Hey man if you look at you plants every day and say 900 ppm and they look very nice and green keep it that way. observe your plants and they will tell you how they feel.


----------



## Growbot (Jan 11, 2008)

^^^that's good advice. they'll usually tell you when they're not happy.


----------



## towlie (Jan 11, 2008)

Good info.
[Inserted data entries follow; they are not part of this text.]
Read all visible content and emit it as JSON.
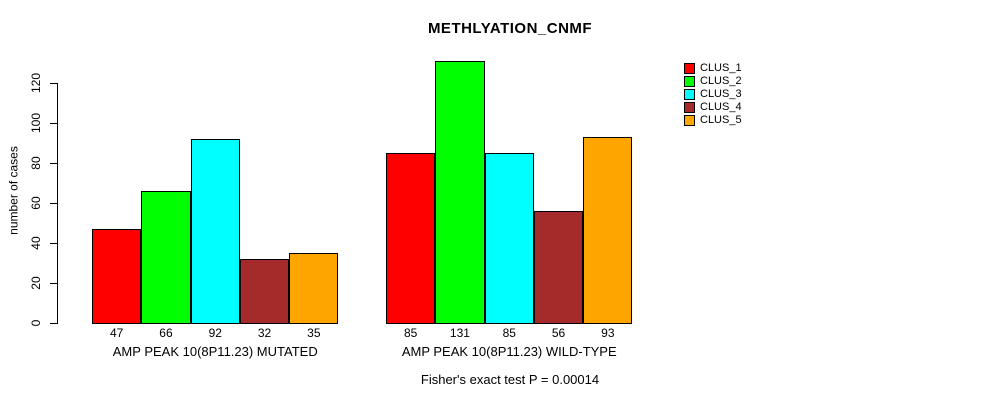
{
  "title": "METHLYATION_CNMF",
  "footer": {
    "note": "Fisher's exact test P = 0.00014"
  },
  "chart_data": {
    "type": "bar",
    "title": "METHLYATION_CNMF",
    "xlabel": "",
    "ylabel": "number of cases",
    "ylim": [
      0,
      131
    ],
    "yticks": [
      0,
      20,
      40,
      60,
      80,
      100,
      120
    ],
    "grid": false,
    "legend_position": "right-outside",
    "bar_value_labels_shown": true,
    "categories": [
      "AMP PEAK 10(8P11.23) MUTATED",
      "AMP PEAK 10(8P11.23) WILD-TYPE"
    ],
    "series": [
      {
        "name": "CLUS_1",
        "color": "#FF0000",
        "values": [
          47,
          85
        ]
      },
      {
        "name": "CLUS_2",
        "color": "#00FF00",
        "values": [
          66,
          131
        ]
      },
      {
        "name": "CLUS_3",
        "color": "#00FFFF",
        "values": [
          92,
          85
        ]
      },
      {
        "name": "CLUS_4",
        "color": "#A52A2A",
        "values": [
          32,
          56
        ]
      },
      {
        "name": "CLUS_5",
        "color": "#FFA500",
        "values": [
          35,
          93
        ]
      }
    ]
  }
}
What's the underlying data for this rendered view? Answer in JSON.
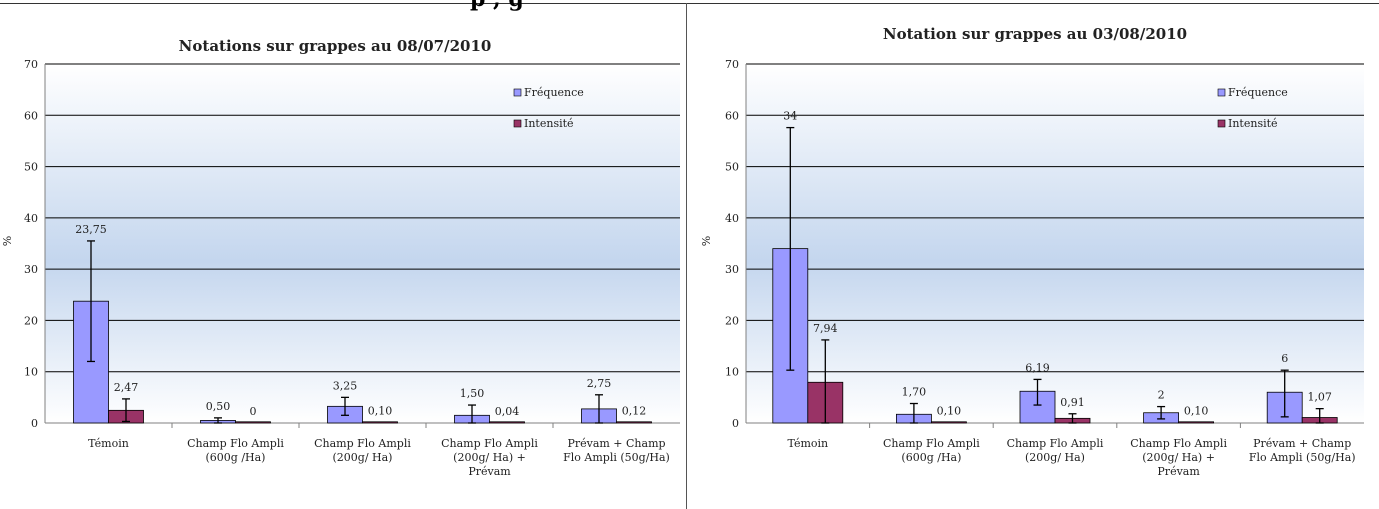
{
  "header_fragment": "p          ,   g",
  "colors": {
    "frequence": "#9999ff",
    "intensite": "#993366",
    "grid": "#000000"
  },
  "chart_data": [
    {
      "type": "bar",
      "title": "Notations sur grappes au 08/07/2010",
      "xlabel": "",
      "ylabel": "%",
      "ylim": [
        0,
        70
      ],
      "yticks": [
        "0",
        "10",
        "20",
        "30",
        "40",
        "50",
        "60",
        "70"
      ],
      "grid": true,
      "legend": "top-right",
      "categories": [
        [
          "Témoin"
        ],
        [
          "Champ Flo Ampli",
          "(600g /Ha)"
        ],
        [
          "Champ Flo Ampli",
          "(200g/ Ha)"
        ],
        [
          "Champ Flo Ampli",
          "(200g/ Ha) +",
          "Prévam"
        ],
        [
          "Prévam + Champ",
          "Flo Ampli (50g/Ha)"
        ]
      ],
      "series": [
        {
          "name": "Fréquence",
          "values": [
            23.75,
            0.5,
            3.25,
            1.5,
            2.75
          ],
          "labels": [
            "23,75",
            "0,50",
            "3,25",
            "1,50",
            "2,75"
          ],
          "err_low": [
            12,
            0,
            1.5,
            0,
            0
          ],
          "err_high": [
            35.5,
            1,
            5,
            3.5,
            5.5
          ]
        },
        {
          "name": "Intensité",
          "values": [
            2.47,
            0,
            0.1,
            0.04,
            0.12
          ],
          "labels": [
            "2,47",
            "0",
            "0,10",
            "0,04",
            "0,12"
          ],
          "err_low": [
            0.3,
            0,
            0,
            0,
            0
          ],
          "err_high": [
            4.7,
            0,
            0,
            0,
            0
          ]
        }
      ]
    },
    {
      "type": "bar",
      "title": "Notation sur grappes au 03/08/2010",
      "xlabel": "",
      "ylabel": "%",
      "ylim": [
        0,
        70
      ],
      "yticks": [
        "0",
        "10",
        "20",
        "30",
        "40",
        "50",
        "60",
        "70"
      ],
      "grid": true,
      "legend": "top-right",
      "categories": [
        [
          "Témoin"
        ],
        [
          "Champ Flo Ampli",
          "(600g /Ha)"
        ],
        [
          "Champ Flo Ampli",
          "(200g/ Ha)"
        ],
        [
          "Champ Flo Ampli",
          "(200g/ Ha) +",
          "Prévam"
        ],
        [
          "Prévam + Champ",
          "Flo Ampli (50g/Ha)"
        ]
      ],
      "series": [
        {
          "name": "Fréquence",
          "values": [
            34,
            1.7,
            6.19,
            2,
            6
          ],
          "labels": [
            "34",
            "1,70",
            "6,19",
            "2",
            "6"
          ],
          "err_low": [
            10.3,
            0,
            3.5,
            0.8,
            1.2
          ],
          "err_high": [
            57.6,
            3.8,
            8.5,
            3.2,
            10.3
          ]
        },
        {
          "name": "Intensité",
          "values": [
            7.94,
            0.1,
            0.91,
            0.1,
            1.07
          ],
          "labels": [
            "7,94",
            "0,10",
            "0,91",
            "0,10",
            "1,07"
          ],
          "err_low": [
            0,
            0,
            0,
            0,
            0
          ],
          "err_high": [
            16.2,
            0,
            1.8,
            0,
            2.8
          ]
        }
      ]
    }
  ]
}
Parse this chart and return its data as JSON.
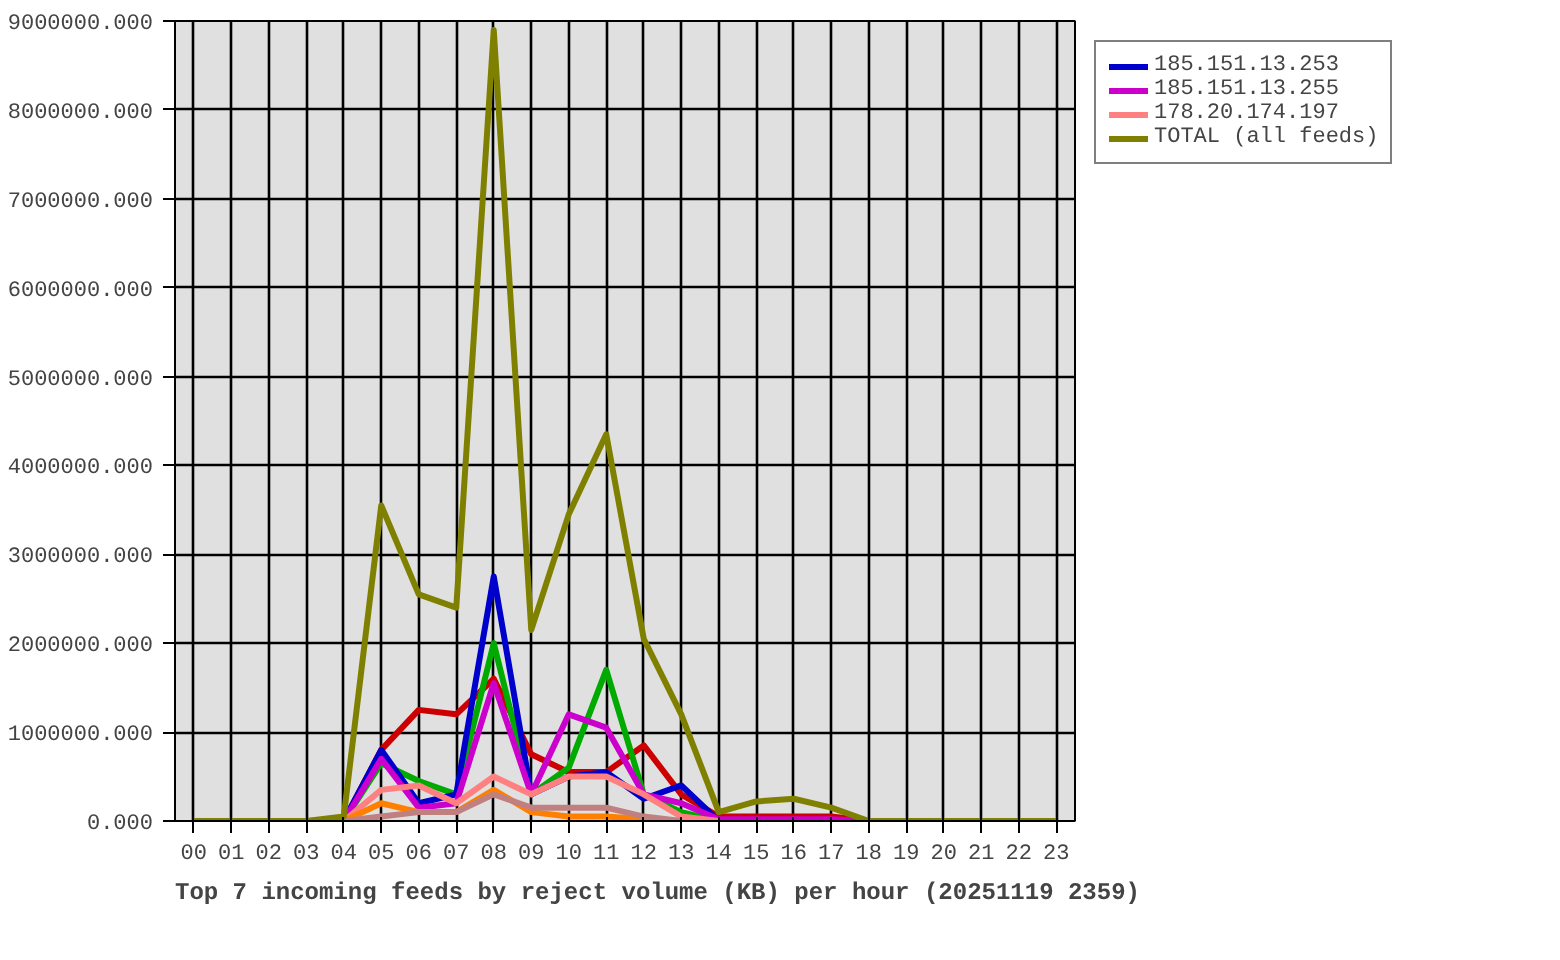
{
  "chart_data": {
    "type": "line",
    "title": "Top 7 incoming feeds by reject volume (KB) per hour (20251119 2359)",
    "categories": [
      "00",
      "01",
      "02",
      "03",
      "04",
      "05",
      "06",
      "07",
      "08",
      "09",
      "10",
      "11",
      "12",
      "13",
      "14",
      "15",
      "16",
      "17",
      "18",
      "19",
      "20",
      "21",
      "22",
      "23"
    ],
    "series": [
      {
        "color": "#cc0000",
        "values": [
          null,
          null,
          null,
          null,
          0,
          800000,
          1250000,
          1200000,
          1600000,
          750000,
          550000,
          550000,
          850000,
          300000,
          50000,
          50000,
          50000,
          50000,
          0,
          null,
          null,
          null,
          null,
          null
        ]
      },
      {
        "color": "#00aa00",
        "values": [
          null,
          null,
          null,
          null,
          0,
          650000,
          450000,
          300000,
          2000000,
          300000,
          600000,
          1700000,
          300000,
          100000,
          0,
          null,
          null,
          null,
          null,
          null,
          null,
          null,
          null,
          null
        ]
      },
      {
        "name": "185.151.13.253",
        "color": "#0000cc",
        "values": [
          null,
          null,
          null,
          null,
          0,
          800000,
          200000,
          300000,
          2750000,
          300000,
          500000,
          550000,
          250000,
          400000,
          0,
          null,
          null,
          null,
          null,
          null,
          null,
          null,
          null,
          null
        ]
      },
      {
        "name": "185.151.13.255",
        "color": "#cc00cc",
        "values": [
          null,
          null,
          null,
          null,
          0,
          700000,
          150000,
          200000,
          1550000,
          300000,
          1200000,
          1050000,
          300000,
          200000,
          20000,
          20000,
          20000,
          20000,
          0,
          null,
          null,
          null,
          null,
          null
        ]
      },
      {
        "name": "178.20.174.197",
        "color": "#ff8080",
        "values": [
          null,
          null,
          null,
          null,
          0,
          350000,
          400000,
          200000,
          500000,
          300000,
          500000,
          500000,
          300000,
          50000,
          0,
          null,
          null,
          null,
          null,
          null,
          null,
          null,
          null,
          null
        ]
      },
      {
        "color": "#ff8000",
        "values": [
          null,
          null,
          null,
          null,
          0,
          200000,
          100000,
          100000,
          350000,
          100000,
          50000,
          50000,
          20000,
          0,
          null,
          null,
          null,
          null,
          null,
          null,
          null,
          null,
          null,
          null
        ]
      },
      {
        "color": "#c08080",
        "values": [
          null,
          null,
          null,
          null,
          0,
          50000,
          100000,
          100000,
          300000,
          150000,
          150000,
          150000,
          50000,
          0,
          null,
          null,
          null,
          null,
          null,
          null,
          null,
          null,
          null,
          null
        ]
      },
      {
        "name": "TOTAL (all feeds)",
        "color": "#808000",
        "values": [
          0,
          0,
          0,
          0,
          50000,
          3550000,
          2550000,
          2400000,
          8900000,
          2150000,
          3450000,
          4350000,
          2050000,
          1200000,
          100000,
          220000,
          250000,
          150000,
          0,
          0,
          0,
          0,
          0,
          0
        ]
      }
    ],
    "ylim": [
      0,
      9000000
    ],
    "yticks": [
      {
        "value": 0,
        "label": "0.000"
      },
      {
        "value": 1000000,
        "label": "1000000.000"
      },
      {
        "value": 2000000,
        "label": "2000000.000"
      },
      {
        "value": 3000000,
        "label": "3000000.000"
      },
      {
        "value": 4000000,
        "label": "4000000.000"
      },
      {
        "value": 5000000,
        "label": "5000000.000"
      },
      {
        "value": 6000000,
        "label": "6000000.000"
      },
      {
        "value": 7000000,
        "label": "7000000.000"
      },
      {
        "value": 8000000,
        "label": "8000000.000"
      },
      {
        "value": 9000000,
        "label": "9000000.000"
      }
    ],
    "grid": true,
    "legend": "top right",
    "line_style": "solid"
  }
}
Thanks for holdin' my hand through that Growbot.

Warm regards.


----------



## billybob88 (Jan 11, 2008)

i totally agree budsworth. your plants will tell you what ppm they want. i love how cannabis is so responsive to its caretaker.


----------



## greengiant420 (Jan 12, 2008)

to you folks I appreciate all of your helpful input with this info I'll be sure to figure this out


----------



## jbreeze (Jan 13, 2008)

this is a solid thread, alot of the first timers should look at this to gain a little more insight into this topic. We all usually over do it a little at first, thinkin more is always better.


----------



## RAS. GMONEY (Jan 30, 2008)

yea so what happens if the ppm's goes up?


----------



## infamouse21 (Jan 30, 2008)

then your plants 
1 arnt taking up nuts ( maybe nut lock, ph isnt right)
2 have to much nuts.
3 the wrong nut combination
& maybe some other reasons i dont know, lol


----------



## RAS. GMONEY (Jan 30, 2008)

yea i did have the wrong nut. mix but the ph is round 5+ can it b due to the med. im using coocoo rocks an they do dry an get that white stuff on it (like on fish tanks)an im in bout the2nd week of flowering do you think i should reroot thim after cleaning the rocks or using new ones?


----------



## infamouse21 (Jan 31, 2008)

no dont mess with them. u will just stun the plants & set yourself back weeks.
if the water is rising all the way up till u can see it then u need to add more rocks..
we grow in straight hydrotone & fill the buckets all the way up with rock & the water comes about 1.5 inches from the top of the hydrotone. & we flood every 4.5 houres for 15 min
what nuts do u use. u can have nuts but if it aint what the plants need then your pissing in the wind


----------



## RAS. GMONEY (Jan 31, 2008)

pure blend pro bloom an cal/mag. the ppms on my lady go down till the water is low an the fut. are still high so it makes the reading higher


----------